There are a few specific instances as follows:
- When you are promoting products in niche categories where there is a low level of volume, as it can be difficult to maintain traction
- Where you want to prioritize products with different values. For example, a bike retailer is likely to benefit from promoting high value, high volume products like the bikes themselves in a Smart Shopping campaign. But for lower value bike accessories it will pay dividends to create a more manual and traditional paid campaign that provides the ability to control who sees it with audience-based adjustments etc.
- If you are targeting on generic terms – if you’re just looking for searches like “bike saddle”, then you want to be exposed on that. That’s not always going to happen on Smart Shopping because it is optimizing towards the behaviour of the user at that particular point in time
- Intent based shopping – this is usually built by priority. So, we would typically split that by audience segments – a traditional shopping structure. And then that Smart Shopping almost plugs on the top. So we’re able to pick up a particular category and throw that into Smart Shopping and it tends to work really well.
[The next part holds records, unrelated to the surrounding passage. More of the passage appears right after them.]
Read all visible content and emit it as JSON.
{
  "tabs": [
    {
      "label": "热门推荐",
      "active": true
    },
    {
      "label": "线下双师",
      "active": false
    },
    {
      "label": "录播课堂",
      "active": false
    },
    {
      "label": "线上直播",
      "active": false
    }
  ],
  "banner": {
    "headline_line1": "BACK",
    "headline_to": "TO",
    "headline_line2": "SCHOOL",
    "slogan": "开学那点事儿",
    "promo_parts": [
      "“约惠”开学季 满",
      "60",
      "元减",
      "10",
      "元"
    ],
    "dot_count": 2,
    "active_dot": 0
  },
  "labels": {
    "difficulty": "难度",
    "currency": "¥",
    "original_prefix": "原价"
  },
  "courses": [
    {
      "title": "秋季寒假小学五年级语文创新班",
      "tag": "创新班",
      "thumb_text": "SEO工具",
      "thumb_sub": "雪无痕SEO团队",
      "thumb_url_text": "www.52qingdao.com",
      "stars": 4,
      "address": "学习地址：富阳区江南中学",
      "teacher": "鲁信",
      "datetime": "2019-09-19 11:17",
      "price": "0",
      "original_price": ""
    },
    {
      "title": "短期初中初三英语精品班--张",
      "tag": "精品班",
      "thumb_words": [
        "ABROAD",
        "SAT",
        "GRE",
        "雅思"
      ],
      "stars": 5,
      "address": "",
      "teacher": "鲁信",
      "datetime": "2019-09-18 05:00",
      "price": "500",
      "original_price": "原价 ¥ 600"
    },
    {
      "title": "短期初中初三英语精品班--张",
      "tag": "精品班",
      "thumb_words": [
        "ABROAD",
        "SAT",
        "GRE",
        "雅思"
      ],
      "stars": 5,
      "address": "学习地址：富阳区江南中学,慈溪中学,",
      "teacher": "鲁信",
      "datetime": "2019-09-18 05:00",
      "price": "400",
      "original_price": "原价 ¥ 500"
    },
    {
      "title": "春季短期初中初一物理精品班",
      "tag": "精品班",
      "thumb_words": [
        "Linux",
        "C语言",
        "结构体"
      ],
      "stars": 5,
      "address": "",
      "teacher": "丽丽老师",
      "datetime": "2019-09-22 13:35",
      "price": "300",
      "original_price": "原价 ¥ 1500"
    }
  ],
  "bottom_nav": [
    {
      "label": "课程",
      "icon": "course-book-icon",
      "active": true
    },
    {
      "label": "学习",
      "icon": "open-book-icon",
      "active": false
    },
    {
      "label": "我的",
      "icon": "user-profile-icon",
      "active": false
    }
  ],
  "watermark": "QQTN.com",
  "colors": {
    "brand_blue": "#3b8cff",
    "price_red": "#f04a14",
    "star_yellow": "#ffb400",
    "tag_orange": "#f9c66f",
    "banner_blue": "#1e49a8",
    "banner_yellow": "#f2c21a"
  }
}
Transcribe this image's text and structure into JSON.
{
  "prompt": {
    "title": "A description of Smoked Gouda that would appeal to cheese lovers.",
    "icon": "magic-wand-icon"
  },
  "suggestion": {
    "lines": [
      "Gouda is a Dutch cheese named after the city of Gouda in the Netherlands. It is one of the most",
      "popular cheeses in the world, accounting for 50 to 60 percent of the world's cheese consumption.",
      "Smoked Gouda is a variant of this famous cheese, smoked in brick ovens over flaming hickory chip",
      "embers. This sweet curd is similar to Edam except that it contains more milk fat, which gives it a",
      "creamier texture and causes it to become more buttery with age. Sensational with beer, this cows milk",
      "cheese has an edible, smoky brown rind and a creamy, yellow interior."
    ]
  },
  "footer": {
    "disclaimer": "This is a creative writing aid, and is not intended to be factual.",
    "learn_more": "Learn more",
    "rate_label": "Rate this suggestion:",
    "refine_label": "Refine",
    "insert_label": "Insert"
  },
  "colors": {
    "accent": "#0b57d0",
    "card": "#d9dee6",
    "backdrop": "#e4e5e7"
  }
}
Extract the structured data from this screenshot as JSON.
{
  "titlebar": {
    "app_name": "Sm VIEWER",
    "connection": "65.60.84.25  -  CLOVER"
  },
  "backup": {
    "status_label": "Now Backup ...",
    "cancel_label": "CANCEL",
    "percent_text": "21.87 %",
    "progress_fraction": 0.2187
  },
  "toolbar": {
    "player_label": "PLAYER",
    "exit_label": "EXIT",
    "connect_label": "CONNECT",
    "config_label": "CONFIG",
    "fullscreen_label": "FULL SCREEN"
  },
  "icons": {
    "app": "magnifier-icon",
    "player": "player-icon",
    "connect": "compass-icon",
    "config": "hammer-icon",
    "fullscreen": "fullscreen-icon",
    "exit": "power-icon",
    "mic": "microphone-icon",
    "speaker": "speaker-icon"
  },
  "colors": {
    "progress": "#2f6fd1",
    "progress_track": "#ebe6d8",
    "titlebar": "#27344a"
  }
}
Are there some Smart Shopping best practices you can share?
There are 3 key things I would bear in mind as you develop your Smart Shopping campaigns:
- Use good display assets – the good thing about Smart Shopping is that you can deploy HTML5 creative – which is an opportunity to have a full remarketing focus within one campaign
- Set objectives – the only bid strategy that Smart Shopping works on is something called maximize conversion value which is designed to make sure that it’s trying to serve high value users. This allows us to set a target return on ad spend which is important because the target ROAS is effectively the only lever that controls exposure. So, if that’s set too high you’re going to get very limited exposure; if it’s set too low. But, conversely, if its set too low it’s not going to make an adequate return
- And be patient! Any Machine Learning approach takes a lot of time to power up and get going. So, things are slow and you need to adjust. Try refining that target ROAS. Try refining the product categories. And be aware there are categories that will work on Smart Shopping and some that don’t
We hope this gives you the context you need to be able to consider Smart Shopping as part of your Paid strategy.